In his experience, there's a clear reason for why it's happening.

"(Kids) just never learn where boundaries are between what is ok to talk about and what is not ok to talk about," Wilkinson said.

In the case at Lake Placid Middle School, investigators say at least nine students -- possibly several more -- sent around nude pictures and videos.

Some of the content was so graphic, the Highlands County Special Victims Unit is involved, analyzing the phones.

The deputy superintendent for the district refused an on camera interview with ABC Action News, but told us the sexting was so over the top that some of the students involved will be recommended for expulsion.

This is not the first time the school has found itself in the spotlight.
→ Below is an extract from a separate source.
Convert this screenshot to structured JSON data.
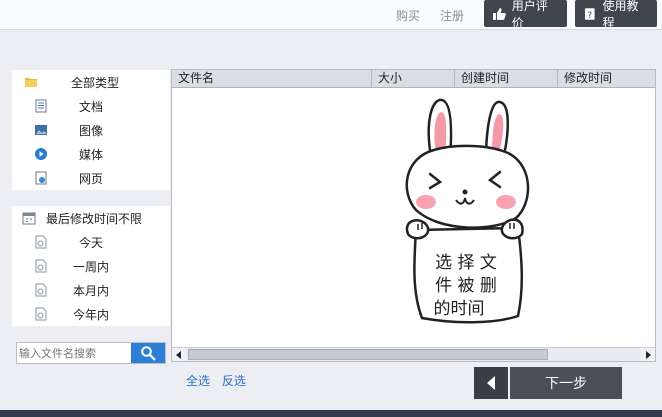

Just last month, parents protested -- and the school board acknowledged -- the sex education class at Lake Placid Middle was too racy.

The school has since toned it down, but Wilkinson said that kind of course might be what the students need.

"What we really need to do is sort of take this opportunity and provide some education," Wilkinson said.

He thinks many parents aren't being proactive enough, explicitly talking about the difference between being flirtatious and pornographic.

He recommends "the talk" may be appropriate for a child as young as 10 years old, or when the child is developmentally ready.

"Parents try to hold on to the idea of sheltering and protecting their kids for as long as they can, so some of these things they just resist talking to them about," Wilkinson said.

The school will hold an emergency meeting Monday night to discuss the sexting issue.